Emma takes that moment to knock over her tower of blocks, and then extends a bright yellow square to Harm. He smiles at her and takes the block.
"Thank you," he says softly, and I can't help but smile. He looks up and me, and for a moment it feels like the weirdness from the kitchen never happened.
"It's nice to see you with a baby again." I think back to those few weeks between little AJ's birth and his leaving. We spent a lot of time with their little family during those few weeks. We'd go by afterwork, and Harm would cook a healthy dinner, I'd help Harriet and Bud with little chores, and then we'd all eat and Harm and I would spend time with the baby while Bud and Harriet took time to shower, or rest, or sit on their back porch and spend a few minutes alone.
"It's nice to be around a baby again." He takes the yellow block and starts a new stack, and then turns his attention back to me. "Speaking of babies… It'll be five years in May."
"I know." I watch Emma stack a red block on the yellow one, and then she hands Harm a different red one.
He takes the block but doesn't move - his eyes stay focused on me. "I still want to go through with it."
I inhale sharply, and force myself to look away from him. Jesus, I wasn't expecting that. I take a few moments to get myself under control, and then I return my attention to him. "You want to have a baby. In three months?"
"Sure," he says, and shrugs lightly. "I mean, why not?"
My eyes widen and I stand. "Why not? Seriously?"
"Yeah." His eyes darken and he looks up at me. "You're saying you don't want to go through with it?"

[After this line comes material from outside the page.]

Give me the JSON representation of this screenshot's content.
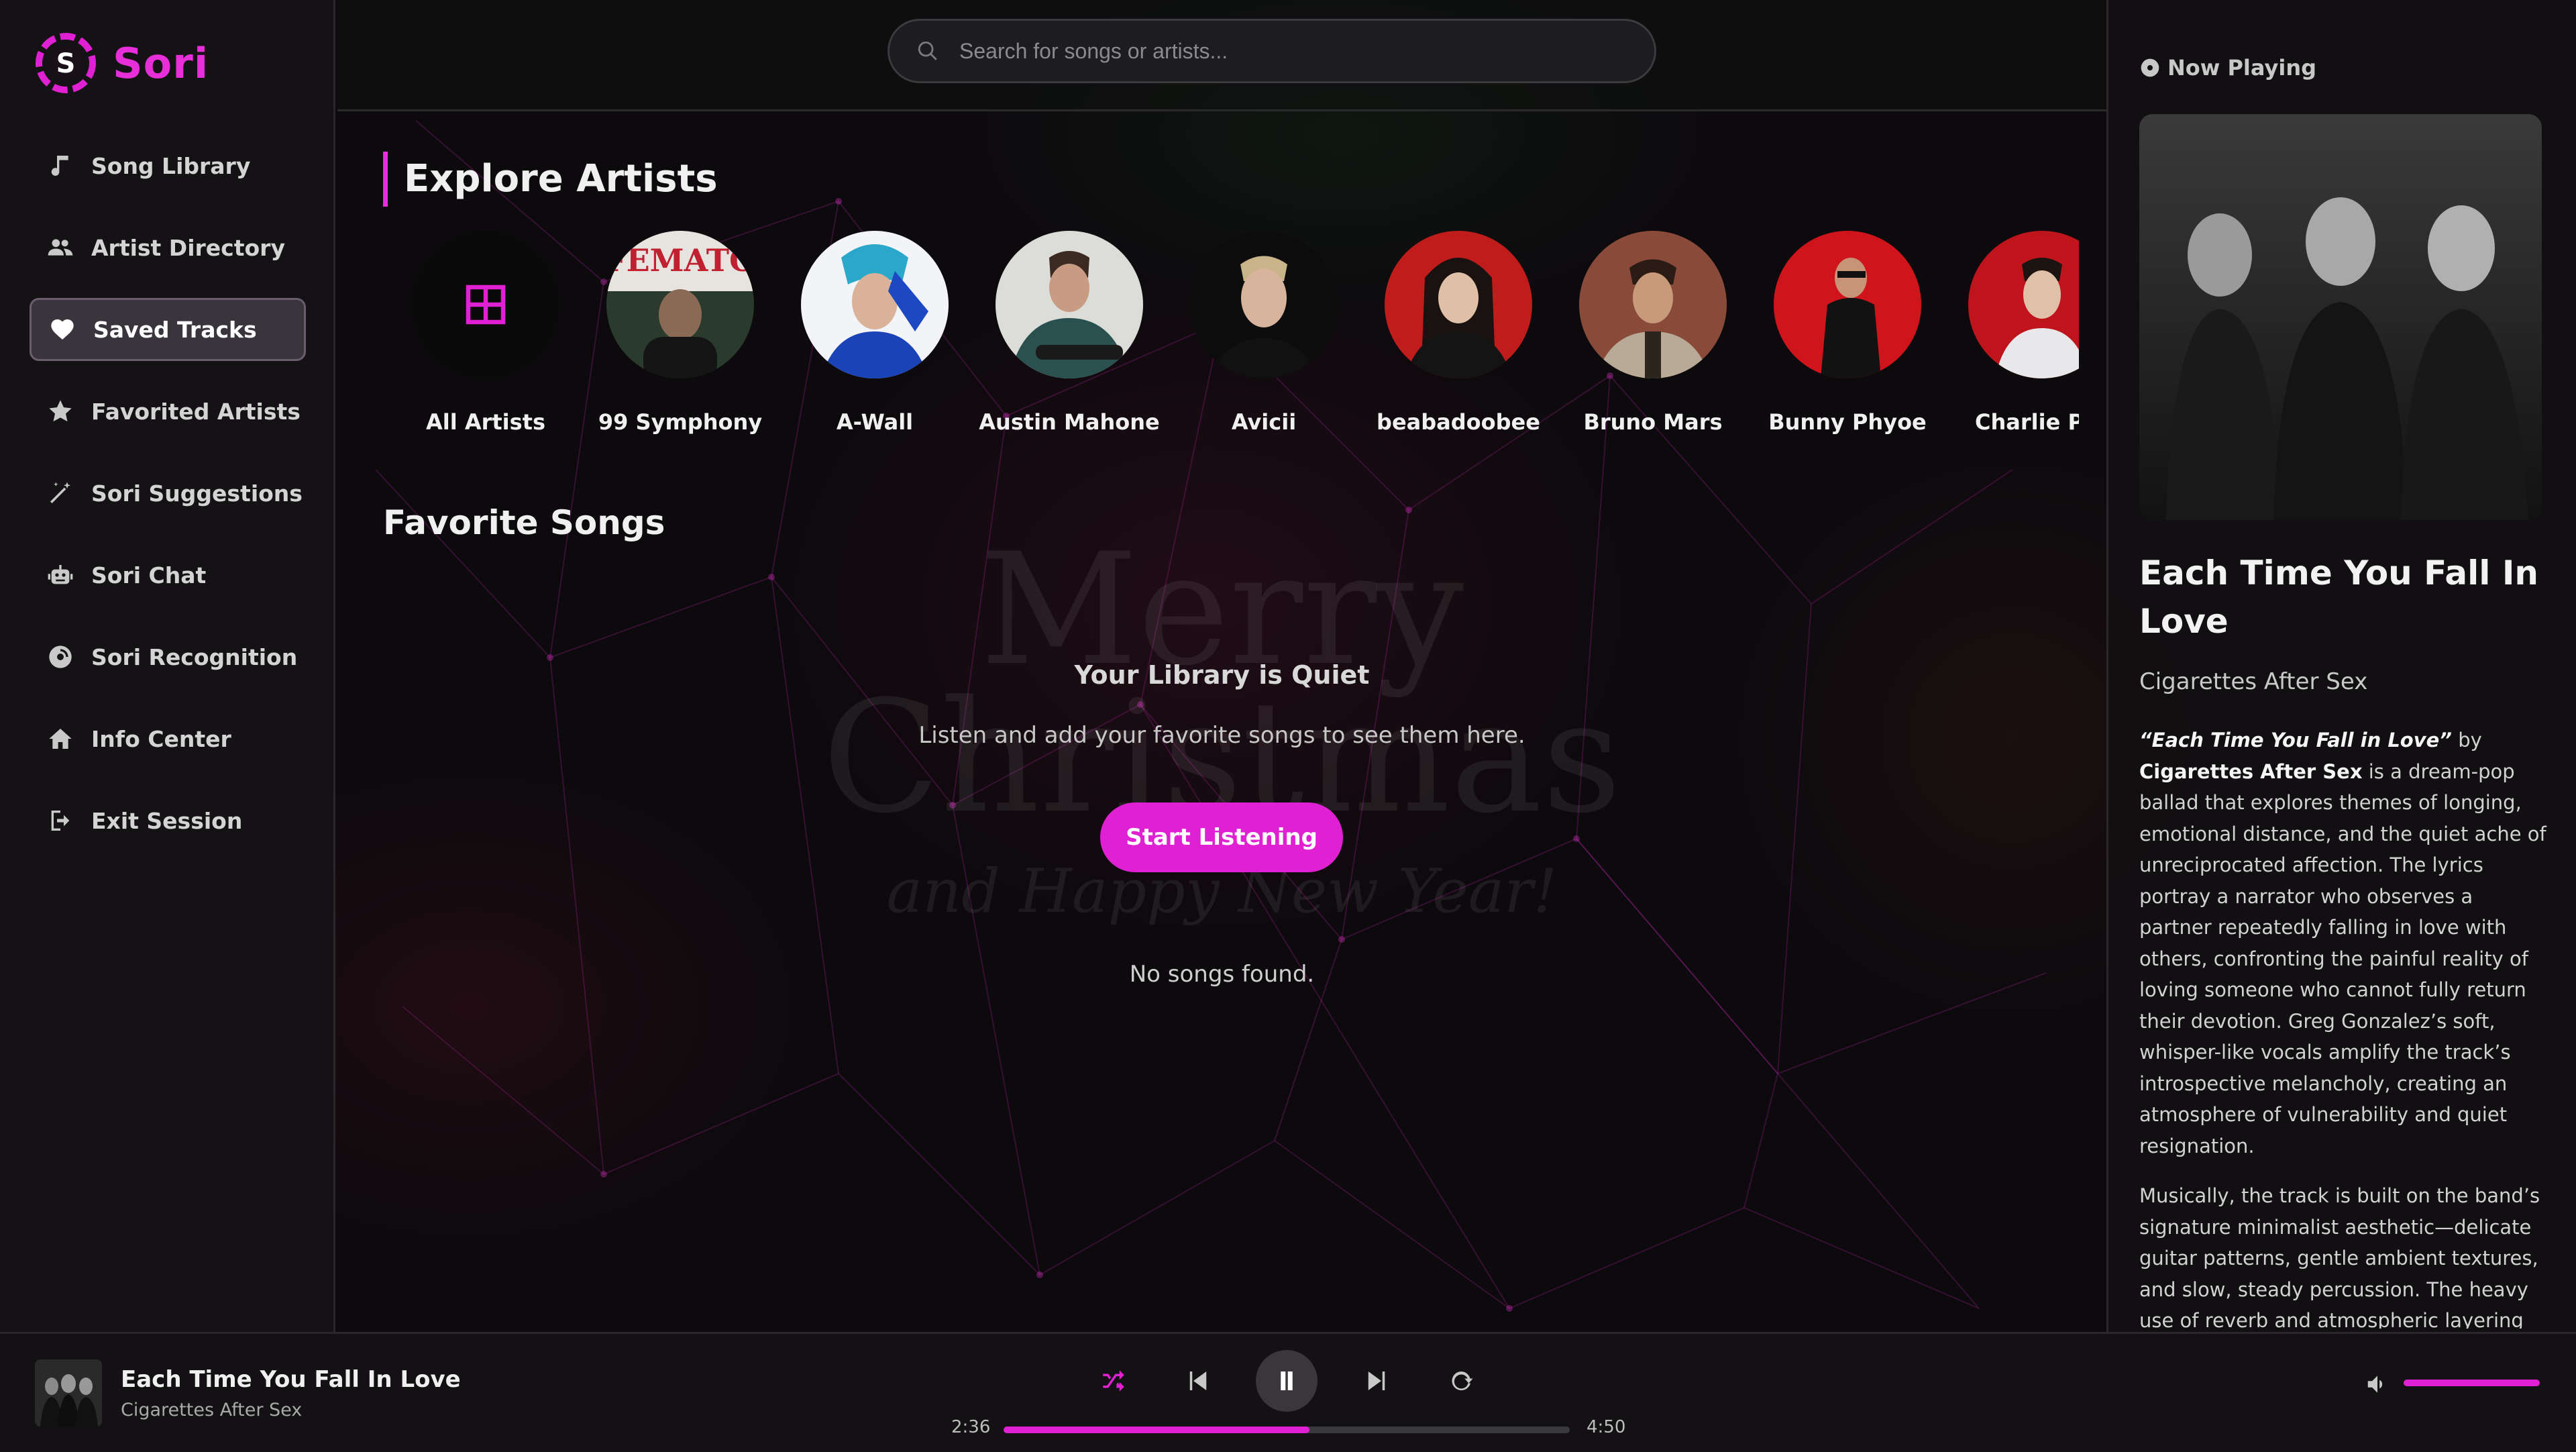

I open my mouth, but I can't get words to move from my brain to my lips. No, I want to scream. No, I don't want to go through with it. Once upon a time I wanted to. I was so desperate for him that I would have taken whatever part of him I could get. But that ended when he came back from flying and immediately tried to reunite with Jordan. That had hurt – it had really hurt. I knew when I walked into his office and heard him on the phone that I would never, ever go through with it. I couldn't put myself through that. Because I did want a baby – I still do. But I wanted him more.
"No. I don't want to get pregnant in May, because of a deal we made five years ago when you were still technically dating another woman."
He frowns and pushes himself to his feet. "I thought that was what you wanted. A baby. A family. Isn't that the whole reason you were going to marry Brumby?"
"I was going to marry Mic because I didn't think I could do any better. I thought he was my best option to eventually have those things." I turn away from him and his piercing eyes and wonder how in the hell we got to this point. But before I can ask, Emma makes a screeching noise from the floor, and we both look down at her. I bed to pick her up, and place a gentle kiss on her forehead.
Harm watches us in silence for a moment and then rubs his hands over his thighs. "I'm going to head home."
I frown and reach for him. "Don't do that. Stay, and we'll talk about this."
He shakes his head. "If I stay, we're going to end up fighting, and I won't…" He lets out a breath. "Never mind."
"No, say it." He doesn't say anything and I feel myself growing more frustrated. "Whatever you were about to say, just say it."
Harm swallows and shoves his hands into his pockets. "Fine. I won't fight in front of a child, not like your parents did."
I take a step and run a hand over Emma's back. I draw strength from her warm, solid form in my arms and take a deep breath. "Okay, yeah. You can leave."
He doesn't say anything. He doesn't touch me, or kiss me, and when I hear the front door shut it takes all I have to keep from crying.